@AndyNicolaides I’ve pretty much got Apple Mail exactly the way I want it having spent months moving away from Hey. I think it’s important to stick with one system and not jump around. I found it horrible at first, but it does me fine now.
@BenSouthwood yeah you’re absolutely right, you really do need to stick to something. I’m banning myself from trying new email services! Sounds like you’re taking the sensible approach, even if it’s not as ‘fun’ sometimes :)
@AndyNicolaides I tried last year and resubscribed to Hey quickly. This time I gave myself several months to get everything in order and I’ll save myself €100 or thereabouts for someone else to manage my junk mail.
@AndyNicolaides @BenSouthwood I came to the realization I don’t need my email to be fun, I need it to be clean, simple, and functional. I dropped FastMail and went all-in on iCloud custom domains—seeing I’m already paying for Apple One—and couldn’t be happier.
@pimoore @BenSouthwood you guys make a lot of sense. Chasing the next fun / interesting thing only leads me back to iCloud anyway. Though emails do feel like they go missing sometimes in folders. I have the domain sendmethings.email so I should just use that with iCloud for non-important stuff.
@pimoore Yes, the ability to create aliases and a domain address for my blog has everything pretty simple. I’m all in with Apple One and it pretty much has done away with a lot of superfluous subscriptions.
@AndyNicolaides @bensouthwood I hate email folders and labels, always have. My workflow is simple and basic:
No folders, flags, or fuss. If I need to find something I just use search, which for me has always worked quite well. And since I’m using iCloud custom domains, all my emails show up in one single inbox and can be replied to by any account.
@pimoore @AndyNicolaides I actually think that makes more sense and I might be overcomplicating matters.
@pimoore I view trying to organize email in a world with good search and large email boxes is the ultimate yak shave.
@pimoore This is why I use Gmail, I can delete and delete. There's very little that comes to that account that needs saving.
@alexink You’re one of very few people I seem to know (including myself when I had a Google account) that used Gmail this way. It was antithetical to what you were told—keep and archive everything—but I never cared. This behaviour carried over to Mail and I’m fully on board.
@BenSouthwood @pimoore so you just leave everything in the inbox? Like insurance documents and stuff?
@AndyNicolaides @BenSouthwood If there are documents I need that are important I’ll save them to iCloud Drive as a backup, but I’ll still archive or delete accordingly. While I haven’t needed to, you could use deep linking of an email message into the Notes app. This would make it easier to pull up the message you felt like search-ability would be a problem. This is another reason I love the stock Mail app.

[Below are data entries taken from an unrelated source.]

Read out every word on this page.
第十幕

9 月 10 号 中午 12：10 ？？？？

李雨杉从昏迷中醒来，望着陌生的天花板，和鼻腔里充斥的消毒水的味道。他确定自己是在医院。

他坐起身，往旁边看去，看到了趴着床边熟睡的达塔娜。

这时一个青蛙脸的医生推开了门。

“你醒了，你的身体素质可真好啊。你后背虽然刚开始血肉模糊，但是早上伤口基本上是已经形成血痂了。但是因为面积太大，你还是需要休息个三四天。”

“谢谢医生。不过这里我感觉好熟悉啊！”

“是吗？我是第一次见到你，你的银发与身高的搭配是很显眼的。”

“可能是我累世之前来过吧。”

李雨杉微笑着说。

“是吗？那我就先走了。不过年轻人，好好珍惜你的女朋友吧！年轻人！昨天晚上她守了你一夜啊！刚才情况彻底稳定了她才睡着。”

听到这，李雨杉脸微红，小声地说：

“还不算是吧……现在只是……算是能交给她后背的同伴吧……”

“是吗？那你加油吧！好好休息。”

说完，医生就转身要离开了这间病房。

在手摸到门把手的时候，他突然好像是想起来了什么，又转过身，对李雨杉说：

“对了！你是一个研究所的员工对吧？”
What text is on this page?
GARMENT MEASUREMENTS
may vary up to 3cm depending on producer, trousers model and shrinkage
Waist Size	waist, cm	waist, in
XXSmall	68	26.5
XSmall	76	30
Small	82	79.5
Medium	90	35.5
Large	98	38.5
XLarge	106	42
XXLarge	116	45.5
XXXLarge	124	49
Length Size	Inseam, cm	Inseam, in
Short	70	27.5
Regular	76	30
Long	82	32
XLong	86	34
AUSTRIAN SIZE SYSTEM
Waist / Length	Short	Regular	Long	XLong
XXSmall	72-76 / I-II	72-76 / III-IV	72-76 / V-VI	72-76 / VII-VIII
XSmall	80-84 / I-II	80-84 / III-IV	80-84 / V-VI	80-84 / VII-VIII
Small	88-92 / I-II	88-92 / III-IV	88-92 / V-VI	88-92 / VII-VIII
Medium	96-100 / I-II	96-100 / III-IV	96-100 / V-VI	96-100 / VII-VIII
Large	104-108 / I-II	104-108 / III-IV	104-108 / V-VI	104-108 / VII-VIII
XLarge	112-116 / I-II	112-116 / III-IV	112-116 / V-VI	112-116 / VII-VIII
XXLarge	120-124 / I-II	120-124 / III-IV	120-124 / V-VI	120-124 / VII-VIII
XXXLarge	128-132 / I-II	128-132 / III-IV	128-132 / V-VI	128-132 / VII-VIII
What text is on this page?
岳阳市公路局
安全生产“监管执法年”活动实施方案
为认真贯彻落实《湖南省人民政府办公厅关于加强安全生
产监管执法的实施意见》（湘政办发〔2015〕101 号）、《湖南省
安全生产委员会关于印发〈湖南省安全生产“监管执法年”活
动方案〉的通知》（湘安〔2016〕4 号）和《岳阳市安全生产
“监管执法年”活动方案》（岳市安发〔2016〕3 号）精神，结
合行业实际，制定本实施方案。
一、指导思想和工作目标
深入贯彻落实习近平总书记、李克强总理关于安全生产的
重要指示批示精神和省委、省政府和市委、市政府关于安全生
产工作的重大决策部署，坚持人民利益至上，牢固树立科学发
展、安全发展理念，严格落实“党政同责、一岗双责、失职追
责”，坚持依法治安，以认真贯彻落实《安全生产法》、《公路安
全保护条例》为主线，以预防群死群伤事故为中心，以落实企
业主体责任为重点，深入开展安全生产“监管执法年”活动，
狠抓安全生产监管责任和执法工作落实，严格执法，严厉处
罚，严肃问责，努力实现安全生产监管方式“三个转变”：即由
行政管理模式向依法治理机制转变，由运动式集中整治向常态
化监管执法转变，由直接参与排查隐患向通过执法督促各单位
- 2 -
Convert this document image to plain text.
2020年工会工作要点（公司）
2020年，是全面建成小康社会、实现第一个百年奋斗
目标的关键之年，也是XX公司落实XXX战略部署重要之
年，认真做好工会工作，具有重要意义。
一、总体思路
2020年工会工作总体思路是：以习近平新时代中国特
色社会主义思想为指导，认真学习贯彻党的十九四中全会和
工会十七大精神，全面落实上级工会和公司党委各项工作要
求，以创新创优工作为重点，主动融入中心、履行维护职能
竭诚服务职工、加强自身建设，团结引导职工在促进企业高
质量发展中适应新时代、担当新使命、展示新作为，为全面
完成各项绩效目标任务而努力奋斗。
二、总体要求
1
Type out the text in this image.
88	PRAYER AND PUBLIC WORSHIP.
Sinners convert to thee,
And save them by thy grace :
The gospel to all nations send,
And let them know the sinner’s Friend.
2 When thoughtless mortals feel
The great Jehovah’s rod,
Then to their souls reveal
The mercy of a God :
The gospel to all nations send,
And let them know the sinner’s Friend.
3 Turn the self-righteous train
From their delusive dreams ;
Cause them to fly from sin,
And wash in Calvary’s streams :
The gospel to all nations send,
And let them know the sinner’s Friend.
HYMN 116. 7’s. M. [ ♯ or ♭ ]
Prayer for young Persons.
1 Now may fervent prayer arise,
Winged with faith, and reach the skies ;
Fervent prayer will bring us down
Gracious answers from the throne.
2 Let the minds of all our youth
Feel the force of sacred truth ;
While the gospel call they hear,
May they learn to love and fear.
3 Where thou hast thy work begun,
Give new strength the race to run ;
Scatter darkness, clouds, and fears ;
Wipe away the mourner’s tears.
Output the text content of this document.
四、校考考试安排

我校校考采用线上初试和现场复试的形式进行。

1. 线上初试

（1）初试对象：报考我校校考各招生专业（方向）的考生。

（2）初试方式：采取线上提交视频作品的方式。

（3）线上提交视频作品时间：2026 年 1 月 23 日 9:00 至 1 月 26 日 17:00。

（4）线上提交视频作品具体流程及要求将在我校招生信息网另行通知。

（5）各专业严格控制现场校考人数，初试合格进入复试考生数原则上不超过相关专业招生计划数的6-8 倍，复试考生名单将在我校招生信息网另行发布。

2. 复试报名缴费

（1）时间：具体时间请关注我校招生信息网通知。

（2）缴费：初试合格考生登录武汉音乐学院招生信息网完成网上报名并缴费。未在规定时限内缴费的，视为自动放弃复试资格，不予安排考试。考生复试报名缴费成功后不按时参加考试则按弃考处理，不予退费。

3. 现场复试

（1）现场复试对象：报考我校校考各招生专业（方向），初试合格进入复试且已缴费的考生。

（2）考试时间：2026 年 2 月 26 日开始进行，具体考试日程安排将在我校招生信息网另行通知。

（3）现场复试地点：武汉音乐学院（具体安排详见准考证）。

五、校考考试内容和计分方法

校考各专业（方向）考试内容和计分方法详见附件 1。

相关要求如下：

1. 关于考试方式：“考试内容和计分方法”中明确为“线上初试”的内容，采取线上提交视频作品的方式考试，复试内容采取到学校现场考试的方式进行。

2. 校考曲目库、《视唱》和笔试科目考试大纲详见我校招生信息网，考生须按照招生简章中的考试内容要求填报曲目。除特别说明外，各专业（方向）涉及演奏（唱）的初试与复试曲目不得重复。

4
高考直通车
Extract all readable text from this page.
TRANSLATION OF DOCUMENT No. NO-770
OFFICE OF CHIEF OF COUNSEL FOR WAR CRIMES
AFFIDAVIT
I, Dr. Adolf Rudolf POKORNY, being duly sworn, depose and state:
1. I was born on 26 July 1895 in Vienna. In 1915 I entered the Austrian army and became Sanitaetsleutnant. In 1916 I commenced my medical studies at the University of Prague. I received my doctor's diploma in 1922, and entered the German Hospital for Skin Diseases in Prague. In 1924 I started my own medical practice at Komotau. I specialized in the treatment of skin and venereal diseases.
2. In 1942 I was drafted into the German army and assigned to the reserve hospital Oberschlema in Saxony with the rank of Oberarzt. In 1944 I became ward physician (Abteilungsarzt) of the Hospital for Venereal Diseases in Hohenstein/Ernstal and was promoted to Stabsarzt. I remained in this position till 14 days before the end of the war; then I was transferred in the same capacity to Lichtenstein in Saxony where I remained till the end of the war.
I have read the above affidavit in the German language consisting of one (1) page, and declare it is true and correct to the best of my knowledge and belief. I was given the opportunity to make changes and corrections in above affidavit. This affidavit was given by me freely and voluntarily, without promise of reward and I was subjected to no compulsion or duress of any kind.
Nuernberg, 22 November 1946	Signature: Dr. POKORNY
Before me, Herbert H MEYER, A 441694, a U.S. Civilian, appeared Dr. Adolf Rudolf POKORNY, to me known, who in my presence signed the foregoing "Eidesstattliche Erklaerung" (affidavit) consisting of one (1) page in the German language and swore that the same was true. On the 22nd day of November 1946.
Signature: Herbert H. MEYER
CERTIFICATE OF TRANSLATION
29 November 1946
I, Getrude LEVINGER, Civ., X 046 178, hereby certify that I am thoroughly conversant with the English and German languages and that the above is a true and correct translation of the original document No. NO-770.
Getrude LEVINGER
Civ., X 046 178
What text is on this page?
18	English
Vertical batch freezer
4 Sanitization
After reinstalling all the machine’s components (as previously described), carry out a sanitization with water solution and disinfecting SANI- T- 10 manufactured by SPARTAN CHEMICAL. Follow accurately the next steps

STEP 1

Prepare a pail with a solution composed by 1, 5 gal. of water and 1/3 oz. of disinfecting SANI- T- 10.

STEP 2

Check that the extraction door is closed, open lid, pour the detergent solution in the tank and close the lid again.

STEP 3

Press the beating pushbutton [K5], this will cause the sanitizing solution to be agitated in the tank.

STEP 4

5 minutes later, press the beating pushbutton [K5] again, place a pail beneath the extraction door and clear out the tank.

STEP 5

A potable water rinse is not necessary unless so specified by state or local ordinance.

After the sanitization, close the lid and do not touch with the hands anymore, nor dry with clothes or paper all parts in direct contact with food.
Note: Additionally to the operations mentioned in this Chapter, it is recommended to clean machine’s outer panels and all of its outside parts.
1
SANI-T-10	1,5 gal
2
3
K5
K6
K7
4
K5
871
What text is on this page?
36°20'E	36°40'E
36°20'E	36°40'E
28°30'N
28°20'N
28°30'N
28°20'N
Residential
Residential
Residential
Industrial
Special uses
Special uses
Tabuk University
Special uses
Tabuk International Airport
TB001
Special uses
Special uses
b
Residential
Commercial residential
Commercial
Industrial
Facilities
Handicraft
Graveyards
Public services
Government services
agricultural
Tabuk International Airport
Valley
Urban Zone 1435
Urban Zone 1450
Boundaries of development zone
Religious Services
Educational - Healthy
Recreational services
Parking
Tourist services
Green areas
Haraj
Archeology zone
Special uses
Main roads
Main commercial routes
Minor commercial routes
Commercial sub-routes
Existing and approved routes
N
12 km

@pimoore I’ve said it before, but I wish Apple would acknowledge just how well their native apps work together and shout about it a bit more. Most of it is there, but no-one has a clue about it.
@AndyNicolaides I have set up aliases for newsletters and shopping and they go directly to the folder I created for each.
@BenSouthwood @pimoore I think the only problem there is that's kinda true. I mean, if you're on just iOS and maybe also an iPad and you mostly do light work? Sure, they're great.
For example, I tried to save an image on my Mac a couple of days ago, right into iCloud Drive. It just broke, refused to work. I don't know if it's because of the app I was using but it doesn't matter; Apple is providing the syncing back-bone and that is not something that can be prone to error when you're working.
I'm confident they're close to finally solving this problem to the extent that other "feature not a product" companies have done so for years but I have a sneaking suspicion that they need to iOS-ify the Mac some more before that is true.
@BenSouthwood I think they’ve gotten better at this during keynotes, but you’re right they really need to make this more of a priority; it’s a huge selling point.
@terrygrier Printing to PDF is also a terrific option, which allows you to then delete the message fearlessly.